There were 262 households, out of which 44.3% had children under the age of 18 living with them, 63.7% were married couples living together, 8.0% had a female householder with no husband present, and 22.1% were non-families. 19.1% of all households were made up of individuals, and 7.6% had someone living alone who was 65 years of age or older. The average household size was 2.90 and the average family size was 3.33.

The population was 32.7% under the age of 18, 6.9% from 18 to 24, 32.0% from 25 to 44, 20.8% from 45 to 64, and 7.6% who were 65 years of age or older. The median age was 34 years. For every 100 females, there were 105.7 males. For every 100 females age 18 and over, there were 106.9 males.

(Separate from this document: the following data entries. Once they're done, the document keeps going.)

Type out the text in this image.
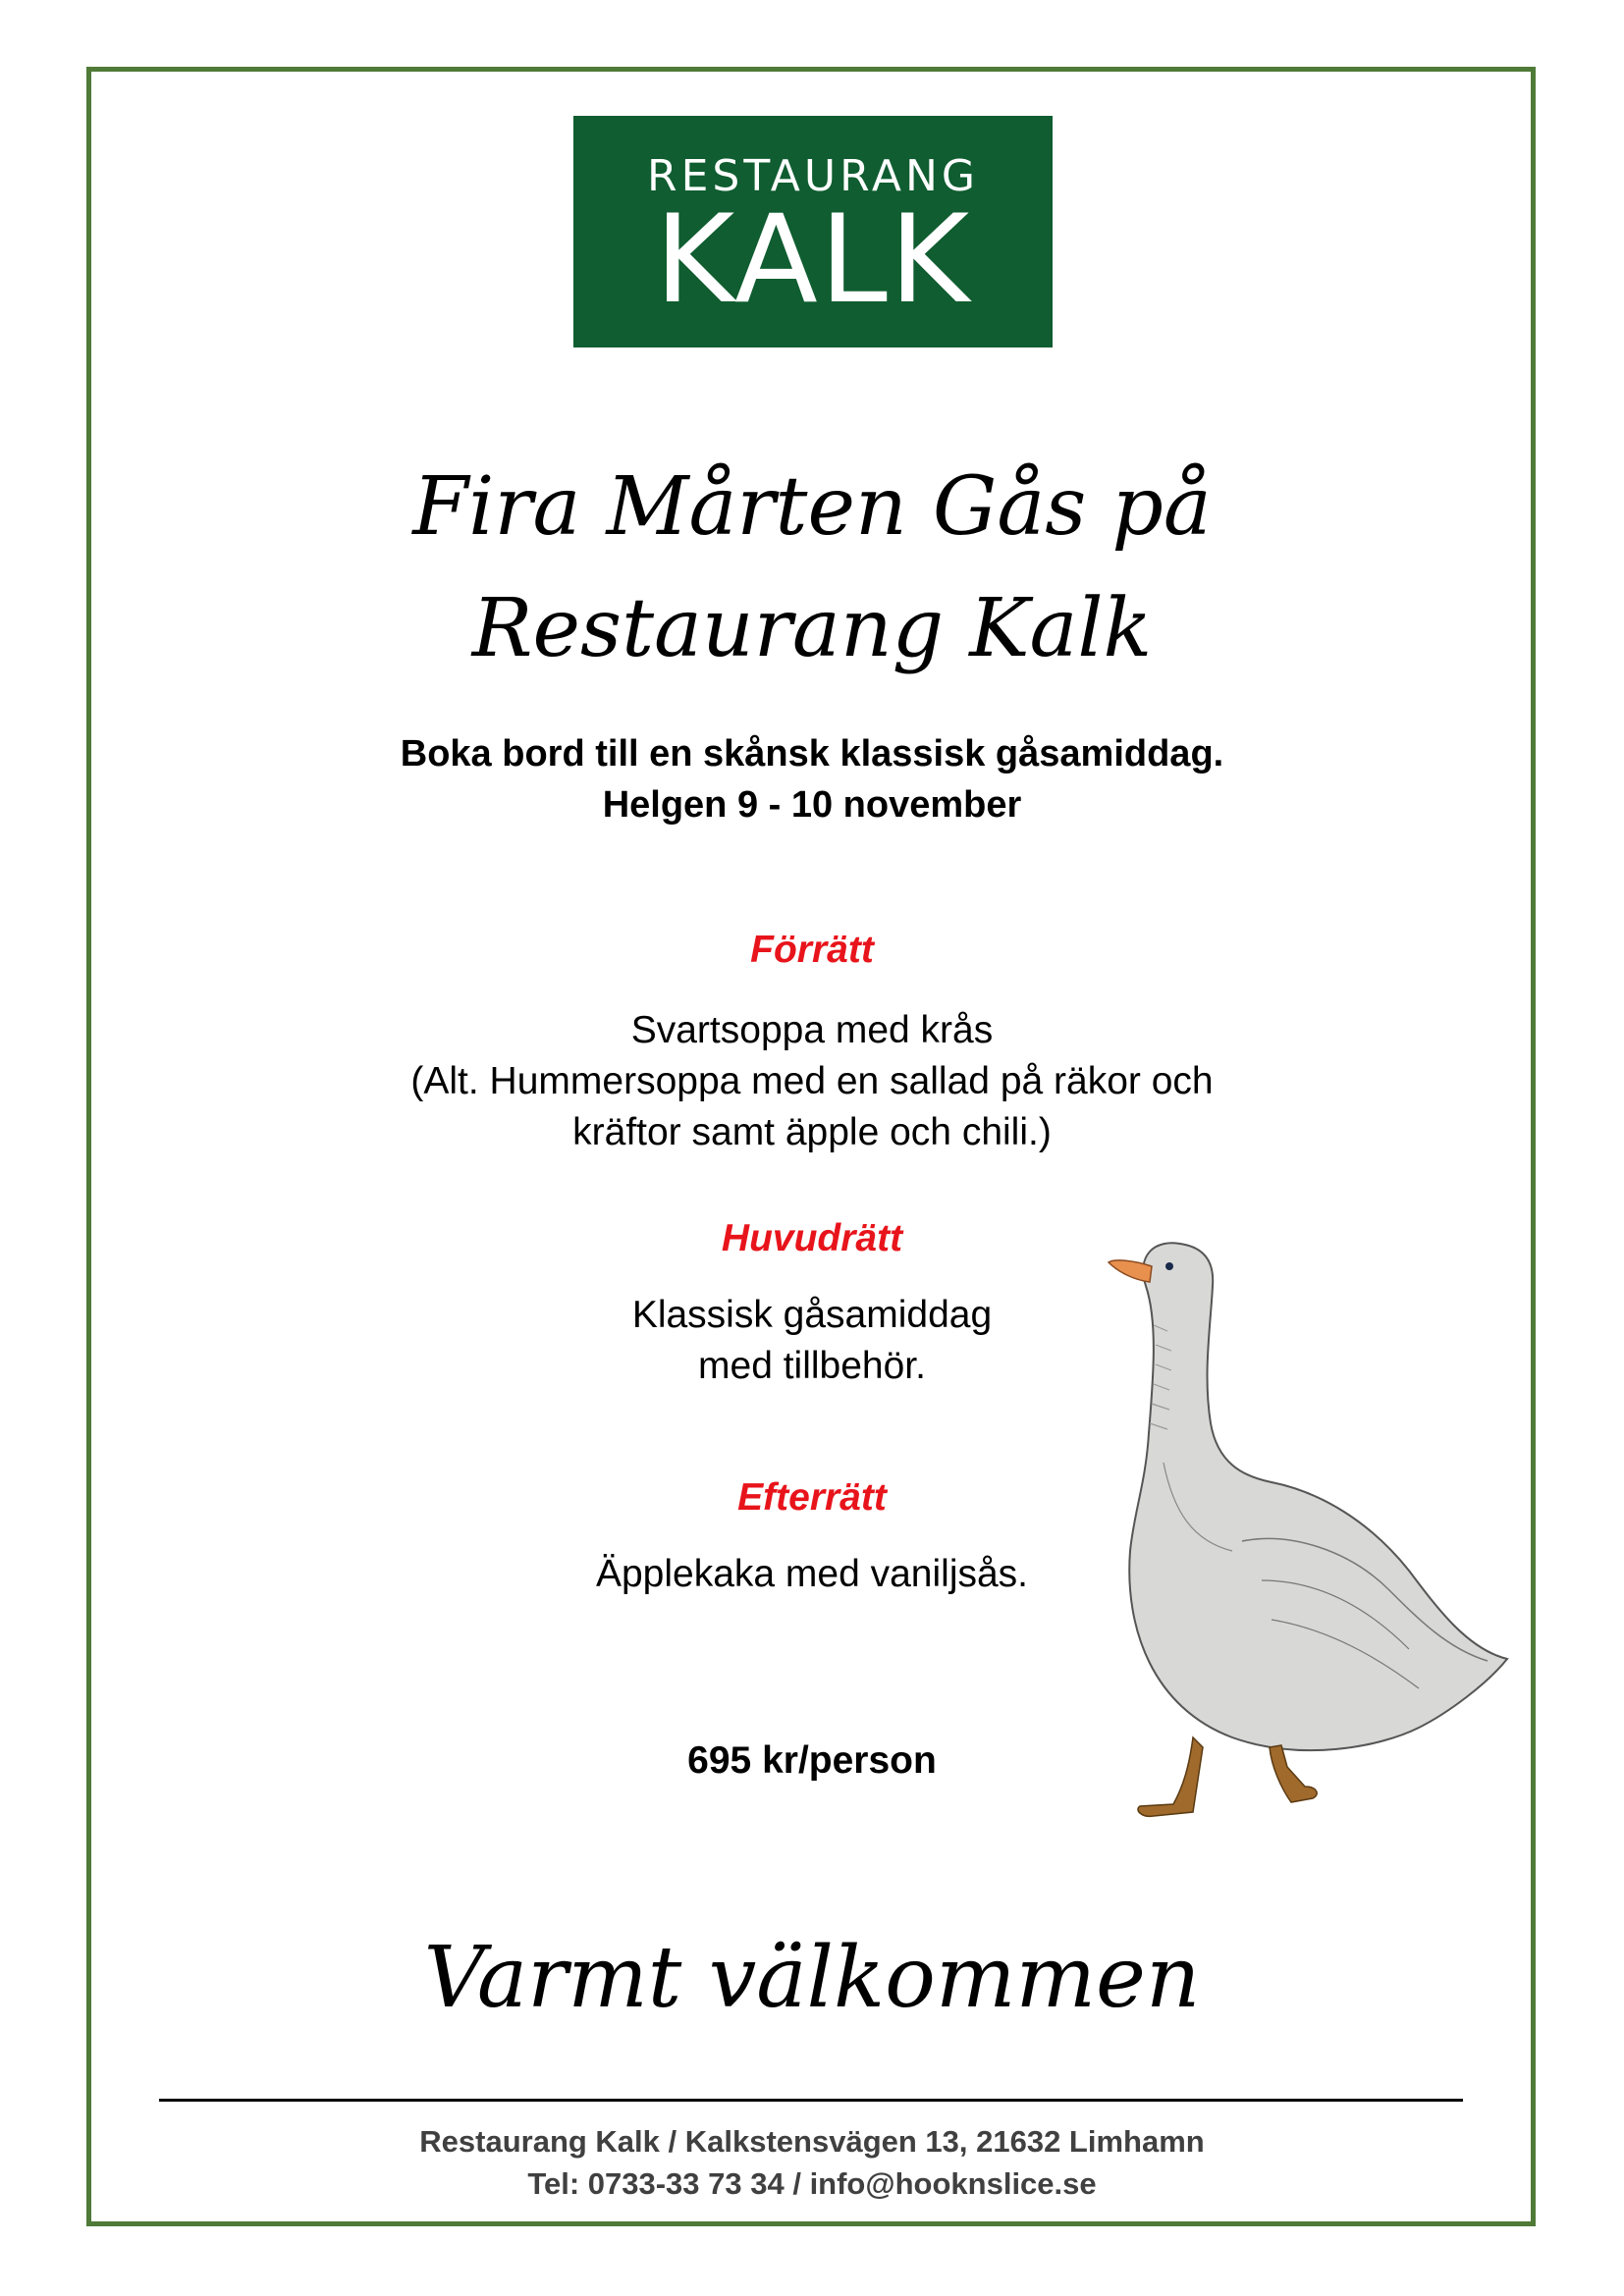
RESTAURANG
KALK
Fira Mårten Gås på
Restaurang Kalk
Boka bord till en skånsk klassisk gåsamiddag.
Helgen 9 - 10 november
Förrätt
Svartsoppa med krås
(Alt. Hummersoppa med en sallad på räkor och
kräftor samt äpple och chili.)
Huvudrätt
Klassisk gåsamiddag
med tillbehör.
Efterrätt
Äpplekaka med vaniljsås.
695 kr/person
Varmt välkommen
Restaurang Kalk / Kalkstensvägen 13, 21632 Limhamn
Tel: 0733-33 73 34 / info@hooknslice.se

The median income for a household in the town was $47,292, and the median income for a family was $51,063. Males had a median income of $28,824 versus $21,908 for females. The per capita income for the town was $17,025. About 3.6% of families and 4.2% of the population were below the poverty line, including 4.7% of those under age 18 and none of those age 65 or over.